Properties of K-means algorithm (4)
1) will always converge to a local minimum of W(C_L), not necessarily a global minimum
2) each step minimizes the distance to the centroid
3) each initialization will yield a different local min
4) in practice, we choose the k-means algorithm run which minimizes the objective function (you can run k-means several times)
Hierachical clustering
agglomerative. we do not have to commit to a choice of K clusters. bottom up clustering. the output of hierarchical clustering is a dendogram. y axis tells you distance between clustered groups. Hierarchical clustering is not always appropriate (gender and nationality are not nested or hierarchical).
4 types of linkage used in hierarchical clustering (and any potential downfalls of each type)
1) complete linkage - maximal intercluster dissimilarity
2) single linkage - minimal intercluster dissimilarity (suffers from chaining phenomenon)

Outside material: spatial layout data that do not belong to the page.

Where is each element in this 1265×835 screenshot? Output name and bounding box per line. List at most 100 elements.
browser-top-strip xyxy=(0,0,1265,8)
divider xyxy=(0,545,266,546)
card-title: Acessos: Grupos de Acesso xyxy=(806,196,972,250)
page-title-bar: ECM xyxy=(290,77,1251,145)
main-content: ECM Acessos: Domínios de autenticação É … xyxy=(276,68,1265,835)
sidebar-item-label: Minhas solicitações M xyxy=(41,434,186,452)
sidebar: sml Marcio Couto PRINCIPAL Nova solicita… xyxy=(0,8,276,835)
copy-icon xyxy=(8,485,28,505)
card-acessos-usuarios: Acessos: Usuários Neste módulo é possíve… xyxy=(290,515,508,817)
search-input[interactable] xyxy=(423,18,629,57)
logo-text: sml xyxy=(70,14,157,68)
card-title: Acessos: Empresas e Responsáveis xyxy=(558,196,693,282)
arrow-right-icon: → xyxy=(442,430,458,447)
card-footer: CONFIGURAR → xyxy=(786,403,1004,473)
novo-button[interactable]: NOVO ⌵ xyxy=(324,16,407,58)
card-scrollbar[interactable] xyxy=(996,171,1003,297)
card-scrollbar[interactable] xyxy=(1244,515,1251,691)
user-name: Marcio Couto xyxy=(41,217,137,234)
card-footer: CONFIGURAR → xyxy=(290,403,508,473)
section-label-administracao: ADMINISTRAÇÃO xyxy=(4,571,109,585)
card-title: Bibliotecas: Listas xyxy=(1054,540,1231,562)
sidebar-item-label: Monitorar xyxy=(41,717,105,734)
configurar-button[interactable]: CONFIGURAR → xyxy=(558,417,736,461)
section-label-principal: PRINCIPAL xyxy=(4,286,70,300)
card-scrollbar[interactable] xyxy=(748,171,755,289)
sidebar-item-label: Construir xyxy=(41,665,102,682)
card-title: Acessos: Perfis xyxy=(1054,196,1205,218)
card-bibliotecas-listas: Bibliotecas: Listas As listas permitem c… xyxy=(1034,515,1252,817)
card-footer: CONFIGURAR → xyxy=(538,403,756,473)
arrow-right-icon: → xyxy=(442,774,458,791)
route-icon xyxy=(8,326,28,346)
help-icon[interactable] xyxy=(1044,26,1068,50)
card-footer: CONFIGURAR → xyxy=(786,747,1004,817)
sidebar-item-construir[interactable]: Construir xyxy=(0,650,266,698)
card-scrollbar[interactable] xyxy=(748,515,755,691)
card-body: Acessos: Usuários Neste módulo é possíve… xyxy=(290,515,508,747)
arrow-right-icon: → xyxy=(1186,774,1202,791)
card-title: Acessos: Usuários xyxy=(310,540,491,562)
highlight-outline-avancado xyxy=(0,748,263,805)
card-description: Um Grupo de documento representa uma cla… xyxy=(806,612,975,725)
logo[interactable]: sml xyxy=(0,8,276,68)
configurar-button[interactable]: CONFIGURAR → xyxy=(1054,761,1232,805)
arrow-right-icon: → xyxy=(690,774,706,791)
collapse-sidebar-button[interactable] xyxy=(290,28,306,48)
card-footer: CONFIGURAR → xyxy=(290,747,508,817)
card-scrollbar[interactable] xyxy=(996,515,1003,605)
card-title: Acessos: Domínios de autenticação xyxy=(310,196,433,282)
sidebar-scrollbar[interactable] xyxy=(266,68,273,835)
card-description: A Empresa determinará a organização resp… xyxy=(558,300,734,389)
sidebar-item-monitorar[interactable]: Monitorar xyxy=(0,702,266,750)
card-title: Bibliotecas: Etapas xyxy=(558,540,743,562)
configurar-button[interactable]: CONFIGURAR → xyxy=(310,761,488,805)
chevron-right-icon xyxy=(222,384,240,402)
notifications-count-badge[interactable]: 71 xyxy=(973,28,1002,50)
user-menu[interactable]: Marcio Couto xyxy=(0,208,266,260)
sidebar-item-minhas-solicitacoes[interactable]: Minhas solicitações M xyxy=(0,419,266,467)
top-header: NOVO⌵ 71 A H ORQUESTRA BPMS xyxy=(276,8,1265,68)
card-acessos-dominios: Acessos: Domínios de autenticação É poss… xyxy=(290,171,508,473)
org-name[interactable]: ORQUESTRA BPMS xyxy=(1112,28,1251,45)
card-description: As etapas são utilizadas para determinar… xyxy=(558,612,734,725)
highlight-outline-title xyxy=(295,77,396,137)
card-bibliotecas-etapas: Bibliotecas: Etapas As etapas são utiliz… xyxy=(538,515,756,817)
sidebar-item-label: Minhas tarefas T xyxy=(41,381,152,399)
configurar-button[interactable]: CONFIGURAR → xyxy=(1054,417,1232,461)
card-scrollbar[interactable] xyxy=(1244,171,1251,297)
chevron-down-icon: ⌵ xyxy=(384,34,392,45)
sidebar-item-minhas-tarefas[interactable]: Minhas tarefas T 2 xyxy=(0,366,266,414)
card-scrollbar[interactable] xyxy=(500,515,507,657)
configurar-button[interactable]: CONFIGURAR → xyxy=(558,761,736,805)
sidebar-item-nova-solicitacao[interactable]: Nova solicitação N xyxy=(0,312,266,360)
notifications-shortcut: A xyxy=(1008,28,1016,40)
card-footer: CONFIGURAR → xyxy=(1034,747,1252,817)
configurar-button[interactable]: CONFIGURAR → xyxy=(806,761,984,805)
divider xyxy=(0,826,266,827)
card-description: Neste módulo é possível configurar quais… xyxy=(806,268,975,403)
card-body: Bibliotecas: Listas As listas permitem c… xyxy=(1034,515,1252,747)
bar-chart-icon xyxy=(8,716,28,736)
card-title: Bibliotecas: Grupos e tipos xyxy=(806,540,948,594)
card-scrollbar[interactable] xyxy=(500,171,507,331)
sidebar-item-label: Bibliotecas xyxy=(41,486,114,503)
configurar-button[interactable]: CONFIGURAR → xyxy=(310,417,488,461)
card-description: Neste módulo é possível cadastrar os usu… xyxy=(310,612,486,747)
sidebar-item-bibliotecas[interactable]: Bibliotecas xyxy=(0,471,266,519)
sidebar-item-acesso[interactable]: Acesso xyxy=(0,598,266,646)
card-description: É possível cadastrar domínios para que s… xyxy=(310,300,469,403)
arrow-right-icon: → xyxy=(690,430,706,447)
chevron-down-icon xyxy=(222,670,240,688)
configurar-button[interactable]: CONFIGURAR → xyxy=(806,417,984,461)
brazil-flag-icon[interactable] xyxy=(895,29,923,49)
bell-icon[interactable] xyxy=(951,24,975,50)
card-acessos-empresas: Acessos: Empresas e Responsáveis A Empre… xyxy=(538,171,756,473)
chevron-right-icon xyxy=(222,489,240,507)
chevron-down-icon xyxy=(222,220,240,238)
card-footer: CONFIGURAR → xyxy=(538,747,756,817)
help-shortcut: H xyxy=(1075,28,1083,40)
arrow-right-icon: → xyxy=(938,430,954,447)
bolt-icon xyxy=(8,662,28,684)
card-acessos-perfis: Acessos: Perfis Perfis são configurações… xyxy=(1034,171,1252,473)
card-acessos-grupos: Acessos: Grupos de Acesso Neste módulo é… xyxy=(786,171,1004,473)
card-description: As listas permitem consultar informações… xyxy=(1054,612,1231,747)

3) average linkage - mean intercluster dissimilarity
4) centroid linkage - dissimilarity between centroid for cluster A and cluster B (can lead to inversions)
Choice of dissimilarity measure
the default is euclidean distance. correlation distance would group customers that purchase similar things, not just magnitude. mahalanobis distance: removes the effect of two different perturbations in the data that are correlated between many and only a few factors (weights both perturbations the same).